What this means for a growing consulting business
You start small: with the Starter plan you bring in the data from your first client meters. As more engagements come in, the plan grows with you. The Growing plan is built for a larger client base.
And when an engagement ends? Your client's consent is revocable at any time; it belongs to them. When an engagement runs out, you end the data request for their metering point; the values collected up to that point you export for your records.
Frequently asked questions
How do I request my client's load curve?
Through a one-time release. You enter the metering point number, energiedaten.at requests the data from the grid operator, and your client confirms the release in their grid operator's portal. From then on the load curve arrives daily as 15-minute values.

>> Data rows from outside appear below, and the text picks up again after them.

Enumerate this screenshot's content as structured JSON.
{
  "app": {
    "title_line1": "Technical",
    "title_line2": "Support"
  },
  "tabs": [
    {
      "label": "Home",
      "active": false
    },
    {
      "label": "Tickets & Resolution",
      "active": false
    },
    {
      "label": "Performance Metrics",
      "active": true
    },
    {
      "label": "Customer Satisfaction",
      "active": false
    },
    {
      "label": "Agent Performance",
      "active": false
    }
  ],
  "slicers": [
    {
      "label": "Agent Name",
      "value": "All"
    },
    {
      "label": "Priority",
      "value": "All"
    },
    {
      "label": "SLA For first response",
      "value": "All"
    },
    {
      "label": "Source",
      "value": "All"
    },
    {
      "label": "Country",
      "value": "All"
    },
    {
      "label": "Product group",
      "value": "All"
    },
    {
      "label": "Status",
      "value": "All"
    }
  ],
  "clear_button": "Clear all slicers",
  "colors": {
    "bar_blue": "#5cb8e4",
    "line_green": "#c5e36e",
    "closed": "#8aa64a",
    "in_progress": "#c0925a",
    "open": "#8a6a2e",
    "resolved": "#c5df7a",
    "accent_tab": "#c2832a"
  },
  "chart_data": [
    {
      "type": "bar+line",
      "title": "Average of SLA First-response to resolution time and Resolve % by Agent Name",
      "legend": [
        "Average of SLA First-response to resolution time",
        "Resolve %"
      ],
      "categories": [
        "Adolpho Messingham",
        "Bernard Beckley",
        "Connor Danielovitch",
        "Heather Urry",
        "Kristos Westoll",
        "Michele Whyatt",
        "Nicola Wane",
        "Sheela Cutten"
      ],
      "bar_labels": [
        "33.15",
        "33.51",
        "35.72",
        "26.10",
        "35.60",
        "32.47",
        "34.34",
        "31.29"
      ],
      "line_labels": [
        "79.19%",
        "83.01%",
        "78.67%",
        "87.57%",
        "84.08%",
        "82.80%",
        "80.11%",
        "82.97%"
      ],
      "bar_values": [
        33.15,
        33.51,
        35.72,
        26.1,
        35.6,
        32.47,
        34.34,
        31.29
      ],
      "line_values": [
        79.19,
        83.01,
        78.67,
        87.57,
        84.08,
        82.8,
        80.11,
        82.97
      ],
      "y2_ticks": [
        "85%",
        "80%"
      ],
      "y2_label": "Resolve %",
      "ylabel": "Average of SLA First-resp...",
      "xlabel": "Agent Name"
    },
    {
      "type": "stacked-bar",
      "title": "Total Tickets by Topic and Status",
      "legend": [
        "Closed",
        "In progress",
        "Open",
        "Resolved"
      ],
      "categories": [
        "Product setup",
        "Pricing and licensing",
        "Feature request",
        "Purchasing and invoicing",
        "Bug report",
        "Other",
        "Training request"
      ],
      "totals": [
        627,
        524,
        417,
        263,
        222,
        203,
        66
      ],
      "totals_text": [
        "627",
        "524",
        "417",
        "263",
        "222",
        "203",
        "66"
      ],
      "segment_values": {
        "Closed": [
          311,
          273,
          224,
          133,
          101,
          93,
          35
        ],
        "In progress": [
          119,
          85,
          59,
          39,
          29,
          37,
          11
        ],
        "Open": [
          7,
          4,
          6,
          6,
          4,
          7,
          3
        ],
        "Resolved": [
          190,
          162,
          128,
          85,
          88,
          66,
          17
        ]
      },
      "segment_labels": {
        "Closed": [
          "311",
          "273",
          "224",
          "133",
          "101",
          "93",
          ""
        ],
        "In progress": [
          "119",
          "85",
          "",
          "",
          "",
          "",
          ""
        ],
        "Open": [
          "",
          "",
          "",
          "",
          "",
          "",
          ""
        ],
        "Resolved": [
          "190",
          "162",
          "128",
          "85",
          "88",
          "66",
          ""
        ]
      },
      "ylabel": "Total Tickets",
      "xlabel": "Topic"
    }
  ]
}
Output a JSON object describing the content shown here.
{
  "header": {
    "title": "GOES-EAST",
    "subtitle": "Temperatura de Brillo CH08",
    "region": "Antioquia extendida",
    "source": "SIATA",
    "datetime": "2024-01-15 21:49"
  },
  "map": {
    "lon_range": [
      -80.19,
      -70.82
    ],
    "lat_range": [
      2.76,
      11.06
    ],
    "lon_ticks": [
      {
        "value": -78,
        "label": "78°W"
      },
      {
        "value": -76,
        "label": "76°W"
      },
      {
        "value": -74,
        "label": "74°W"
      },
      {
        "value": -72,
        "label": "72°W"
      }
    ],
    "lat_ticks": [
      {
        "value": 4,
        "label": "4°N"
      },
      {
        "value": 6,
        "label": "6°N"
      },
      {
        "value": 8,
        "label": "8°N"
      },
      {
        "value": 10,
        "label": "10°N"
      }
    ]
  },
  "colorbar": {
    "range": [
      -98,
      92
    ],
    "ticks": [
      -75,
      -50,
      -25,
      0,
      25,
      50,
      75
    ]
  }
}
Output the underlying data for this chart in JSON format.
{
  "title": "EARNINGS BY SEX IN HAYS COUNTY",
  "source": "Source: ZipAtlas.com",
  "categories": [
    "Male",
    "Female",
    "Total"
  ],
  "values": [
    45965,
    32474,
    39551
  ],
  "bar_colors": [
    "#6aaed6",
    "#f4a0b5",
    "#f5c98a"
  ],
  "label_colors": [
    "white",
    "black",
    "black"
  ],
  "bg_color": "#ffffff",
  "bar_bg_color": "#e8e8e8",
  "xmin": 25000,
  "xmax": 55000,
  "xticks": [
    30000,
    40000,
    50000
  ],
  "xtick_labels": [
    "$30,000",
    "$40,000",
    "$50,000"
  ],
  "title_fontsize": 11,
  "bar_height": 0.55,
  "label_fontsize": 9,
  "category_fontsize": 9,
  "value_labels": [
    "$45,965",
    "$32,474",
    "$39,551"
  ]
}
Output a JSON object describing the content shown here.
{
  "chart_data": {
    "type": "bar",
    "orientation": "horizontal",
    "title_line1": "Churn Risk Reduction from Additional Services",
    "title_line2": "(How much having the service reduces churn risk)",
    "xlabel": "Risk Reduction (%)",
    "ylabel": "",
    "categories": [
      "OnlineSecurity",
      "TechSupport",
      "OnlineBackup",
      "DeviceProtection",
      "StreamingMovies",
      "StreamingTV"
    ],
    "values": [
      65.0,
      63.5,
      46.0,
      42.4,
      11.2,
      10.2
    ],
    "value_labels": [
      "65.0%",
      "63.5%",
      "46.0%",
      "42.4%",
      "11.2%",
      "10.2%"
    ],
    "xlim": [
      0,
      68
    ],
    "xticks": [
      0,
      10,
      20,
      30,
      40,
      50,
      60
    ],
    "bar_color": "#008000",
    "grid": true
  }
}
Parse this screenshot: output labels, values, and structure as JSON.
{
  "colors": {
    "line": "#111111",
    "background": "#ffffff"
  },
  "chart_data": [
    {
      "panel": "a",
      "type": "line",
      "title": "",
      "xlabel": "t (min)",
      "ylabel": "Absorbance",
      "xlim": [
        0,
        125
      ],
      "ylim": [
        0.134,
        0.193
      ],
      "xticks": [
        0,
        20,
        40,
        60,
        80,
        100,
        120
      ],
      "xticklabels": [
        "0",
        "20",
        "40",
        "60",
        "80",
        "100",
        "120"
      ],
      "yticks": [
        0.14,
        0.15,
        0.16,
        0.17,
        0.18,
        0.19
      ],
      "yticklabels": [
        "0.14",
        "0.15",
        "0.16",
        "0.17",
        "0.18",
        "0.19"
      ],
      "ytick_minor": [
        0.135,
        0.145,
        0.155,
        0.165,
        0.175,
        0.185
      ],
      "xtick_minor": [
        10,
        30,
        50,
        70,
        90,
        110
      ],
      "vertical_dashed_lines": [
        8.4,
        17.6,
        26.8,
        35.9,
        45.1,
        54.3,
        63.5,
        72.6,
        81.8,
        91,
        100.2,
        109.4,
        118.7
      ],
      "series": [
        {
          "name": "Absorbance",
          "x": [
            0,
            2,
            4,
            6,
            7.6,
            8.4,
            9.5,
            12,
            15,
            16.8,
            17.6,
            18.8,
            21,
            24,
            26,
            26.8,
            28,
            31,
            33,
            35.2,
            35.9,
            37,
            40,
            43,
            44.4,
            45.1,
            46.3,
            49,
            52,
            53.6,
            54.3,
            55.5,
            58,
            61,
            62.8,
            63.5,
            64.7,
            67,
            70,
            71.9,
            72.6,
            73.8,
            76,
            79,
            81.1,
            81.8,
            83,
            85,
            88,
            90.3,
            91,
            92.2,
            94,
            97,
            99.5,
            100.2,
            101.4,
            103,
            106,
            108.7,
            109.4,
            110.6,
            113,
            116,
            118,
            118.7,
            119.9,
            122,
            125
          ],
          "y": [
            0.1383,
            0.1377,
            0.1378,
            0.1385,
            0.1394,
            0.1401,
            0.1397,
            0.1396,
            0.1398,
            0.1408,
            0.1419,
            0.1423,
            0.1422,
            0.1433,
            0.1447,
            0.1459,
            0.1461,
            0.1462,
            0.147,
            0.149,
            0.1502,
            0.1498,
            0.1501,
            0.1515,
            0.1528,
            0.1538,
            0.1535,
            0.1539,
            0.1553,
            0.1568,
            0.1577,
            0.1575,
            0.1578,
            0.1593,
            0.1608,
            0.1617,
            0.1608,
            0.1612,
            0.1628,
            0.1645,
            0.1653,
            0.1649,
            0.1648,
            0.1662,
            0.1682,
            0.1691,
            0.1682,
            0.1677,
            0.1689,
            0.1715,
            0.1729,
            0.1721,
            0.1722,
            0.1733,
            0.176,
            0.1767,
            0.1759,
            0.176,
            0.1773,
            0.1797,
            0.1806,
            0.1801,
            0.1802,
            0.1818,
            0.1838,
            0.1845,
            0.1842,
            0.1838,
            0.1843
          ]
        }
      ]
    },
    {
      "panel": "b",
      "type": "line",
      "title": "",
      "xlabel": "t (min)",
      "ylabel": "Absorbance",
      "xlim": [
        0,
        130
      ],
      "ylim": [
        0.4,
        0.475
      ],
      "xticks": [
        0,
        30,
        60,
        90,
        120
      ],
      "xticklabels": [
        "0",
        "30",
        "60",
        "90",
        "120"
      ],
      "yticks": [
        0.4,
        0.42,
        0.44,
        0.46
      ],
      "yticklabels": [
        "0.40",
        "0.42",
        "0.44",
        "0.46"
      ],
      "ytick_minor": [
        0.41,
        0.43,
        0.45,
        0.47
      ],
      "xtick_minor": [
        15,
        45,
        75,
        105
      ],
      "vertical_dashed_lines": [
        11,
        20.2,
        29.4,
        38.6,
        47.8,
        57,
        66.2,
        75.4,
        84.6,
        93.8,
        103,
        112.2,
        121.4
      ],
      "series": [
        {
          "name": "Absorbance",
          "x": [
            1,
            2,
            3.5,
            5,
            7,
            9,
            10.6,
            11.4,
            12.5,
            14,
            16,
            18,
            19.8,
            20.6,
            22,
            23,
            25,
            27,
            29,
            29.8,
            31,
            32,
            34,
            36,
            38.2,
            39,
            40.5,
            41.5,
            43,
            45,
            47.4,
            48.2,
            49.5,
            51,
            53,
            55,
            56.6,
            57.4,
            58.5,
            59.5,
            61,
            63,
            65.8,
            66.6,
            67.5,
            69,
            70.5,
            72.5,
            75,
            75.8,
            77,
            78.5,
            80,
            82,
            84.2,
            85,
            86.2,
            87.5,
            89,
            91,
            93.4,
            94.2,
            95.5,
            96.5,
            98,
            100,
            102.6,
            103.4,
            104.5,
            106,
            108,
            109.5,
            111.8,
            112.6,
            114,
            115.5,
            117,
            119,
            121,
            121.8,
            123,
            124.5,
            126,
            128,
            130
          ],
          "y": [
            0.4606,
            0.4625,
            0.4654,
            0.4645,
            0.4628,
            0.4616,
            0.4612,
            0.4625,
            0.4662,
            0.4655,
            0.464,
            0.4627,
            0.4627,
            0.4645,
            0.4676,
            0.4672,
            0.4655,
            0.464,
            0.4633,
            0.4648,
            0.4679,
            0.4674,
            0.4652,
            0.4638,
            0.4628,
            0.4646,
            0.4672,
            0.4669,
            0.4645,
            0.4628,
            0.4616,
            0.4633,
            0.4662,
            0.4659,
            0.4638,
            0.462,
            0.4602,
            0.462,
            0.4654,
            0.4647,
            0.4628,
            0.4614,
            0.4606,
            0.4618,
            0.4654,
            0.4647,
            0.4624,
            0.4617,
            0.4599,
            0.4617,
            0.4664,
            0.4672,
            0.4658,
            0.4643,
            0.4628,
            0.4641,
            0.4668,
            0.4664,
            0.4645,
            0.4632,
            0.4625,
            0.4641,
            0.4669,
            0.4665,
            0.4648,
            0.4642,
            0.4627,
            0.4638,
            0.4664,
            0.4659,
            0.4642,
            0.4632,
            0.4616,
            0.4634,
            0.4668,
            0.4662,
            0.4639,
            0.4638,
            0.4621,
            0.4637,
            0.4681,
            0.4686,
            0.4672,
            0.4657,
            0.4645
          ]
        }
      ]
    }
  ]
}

Do I need the client's consent?
Yes. The consumption data belongs to the client, and they grant the release themselves in their grid operator's portal. Only with that consent does the data flow, and they can revoke it at any time.
Do I receive the quarter-hourly values?
Yes. Since the ElWG, quarter-hourly values are the standard resolution; an authorised third party receives them as soon as the client consents.
What tool do I need for the load-curve analysis?
The one you already use. energiedaten.at delivers the values as CSV, which you open in Excel, your BI tool, or your analysis software. Load-curve and peak-load analyses inside the platform are available from the Growing plan upwards.
Conclusion
The analysis you have covered. What engagements hinge on is getting the data beforehand. As long as that runs through your client's inbox, every new assignment costs the same week of lead time. With a one-time release per client, that work moves to the start: granted once, and then the data comes.
Get your first client's data: try it free with the Starter plan.
For a growing consulting business: the Growing plan for a larger client base.
[1] E-Control, Smart Meter Monitoring Report 2025 (October 2025): rollout rate of 96.9% of the metering points to be converted, as of 31 December 2024.
[2] Elektrizitätswirtschaftsgesetz (ElWG), BGBl. I Nr. 91/2025, in force since December 2025: quarter-hourly values are the standard resolution; an authorised third party receives them after the customer's consent, with no separate granularity opt-in.